Numa cirurgia inédita, um homem de 57 anos com doença cardíaca terminal recebeu um transplante bem-sucedido de um coração de porco geneticamente modificado, a única opção para lhe salvar a vida. A cirurgia histórica foi realizada pelos especialistas da Faculdade de Medicina da Universidade de Maryland, nos EUA.

Este transplante de órgão demonstrou, pela primeira vez, que um coração de animal geneticamente modificado pode funcionar como um coração humano sem rejeição imediata pelo corpo. Quanto ao doente, David Bennett, está a ser cuidadosamente monitorizado para determinar se o transplante oferece um benefício capaz de salvar vidas. 

“Era morrer ou fazer este transplante. Eu quero viver. Eu sei que é um tiro no escuro, mas é minha última escolha”, disse Bennett, um dia antes da cirurgia. “Estou ansioso para sair da cama depois de recuperar.”

A Food and Drug Administration, dos EUA, concedeu uma autorização de emergência para a cirurgia na véspera de Ano Novo. 

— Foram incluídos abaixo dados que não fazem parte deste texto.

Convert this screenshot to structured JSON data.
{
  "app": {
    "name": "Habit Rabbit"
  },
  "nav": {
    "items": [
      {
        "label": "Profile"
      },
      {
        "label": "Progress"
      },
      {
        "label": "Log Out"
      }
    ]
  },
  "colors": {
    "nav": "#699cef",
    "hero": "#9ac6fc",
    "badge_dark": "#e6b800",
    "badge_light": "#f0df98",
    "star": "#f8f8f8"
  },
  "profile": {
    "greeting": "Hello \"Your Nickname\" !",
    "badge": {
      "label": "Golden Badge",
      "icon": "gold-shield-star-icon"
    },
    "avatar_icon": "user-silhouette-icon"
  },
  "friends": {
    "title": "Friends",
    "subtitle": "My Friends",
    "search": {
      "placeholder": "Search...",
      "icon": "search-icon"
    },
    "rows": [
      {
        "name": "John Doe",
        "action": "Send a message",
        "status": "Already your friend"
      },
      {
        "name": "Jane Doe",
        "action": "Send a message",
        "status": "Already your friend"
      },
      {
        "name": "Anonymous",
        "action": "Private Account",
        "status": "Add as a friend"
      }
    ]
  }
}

“Esta foi uma cirurgia inovadora e deixa-nos um passo mais perto de resolver a crise de escassez de órgãos. Simplesmente não há corações humanos de doadores suficientes disponíveis para dar resposta à longa lista de potenciais recetores”, afirma Bartley P. Griffith, que transplantou cirurgicamente o coração de porco no doente.

“Estamos a proceder com cautela, mas também estamos otimistas de que esta cirurgia inédita no mundo será uma nova opção importante para os doentes no futuro.”

Considerado um dos maiores especialistas do mundo em transplante de órgãos de animais, conhecido como xenotransplante, Muhammad M. Mohiuddin, professor de Cirurgia daquela instituição, refere que “este é o culminar de anos de investigação altamente complicada para aprimorar esta técnica em animais, com tempos de sobrevivência que ultrapassaram nove meses. A FDA usou os nossos dados para autorizar o transplante numa pessoa com doença cardíaca em estágio terminal, que não tinha outras opções de tratamento”. 

Os xenotransplantes foram tentados, pela primeira vez, na década de 1980, mas foram amplamente abandonados após o famoso caso de Stephanie Fae Beauclair (conhecida como Baby Fae), na Universidade Loma Linda, na Califórnia. A criança, nascida com uma doença cardíaca fatal, recebeu um transplante de coração de babuíno e morreu um mês após o procedimento devido à rejeição do coração estranho pelo sistema imunitário. No entanto, têm sido usadas, com sucesso e há muitos anos, válvulas cardíacas de porco para substituir válvulas em humanos.

Antes de aceitar o transplante, o doente foi totalmente informado dos riscos do procedimento, e que este era experimental. Tinha sido internado no hospital seis semanas antes com arritmia que lhe colocava a vida em risco e foi ligado a uma máquina de bypass coração-pulmão, chamada de oxigenação por membrana extracorpórea (ECMO), para permanecer vivo. Além de não se qualificar para estar na lista de transplantes, foi também considerado inelegível para uma bomba cardíaca artificial devido à sua arritmia.

Coração de porco e não só

Na manhã da cirurgia de transplante, a equipa cirúrgica, liderada por Griffith e Mohiuddin, retirou o coração do porco e colocou-o no XVIVO Heart Box, um dispositivo de perfusão que mantém o coração preservado até à cirurgia.

Os médicos-cientistas usaram ainda um novo medicamento, juntamente com a terapia anti-rejeição convencional, que visa suprimir o sistema imunitário e impedir que o corpo rejeite o órgão estranho. 

“Este procedimento histórico e sem precedentes destaca a importância da investigação translacional que estabelece as bases para os doentes beneficiarem no futuro”, afirma E. Albert Reece, vice-presidente executivo de assuntos médicos da UM Baltimore.

Órgãos de porcos geneticamente modificados têm sido o foco de grande parte da investigação em xenotransplante, em parte devido às semelhanças fisiológicas entre porcos, humanos e primatas não humanos. 

Três genes, responsáveis ​​pela rápida rejeição de órgãos de porco por humanos, foram “desativados” no porco doador. Seis genes humanos responsáveis ​​pela aceitação imunitária do coração de porco foram inseridos no genoma. Por fim, um gene adicional foi eliminado no porco para evitar o crescimento excessivo do tecido cardíaco do animal, que totalizou 10 edições genéticas únicas feitas no porco doador.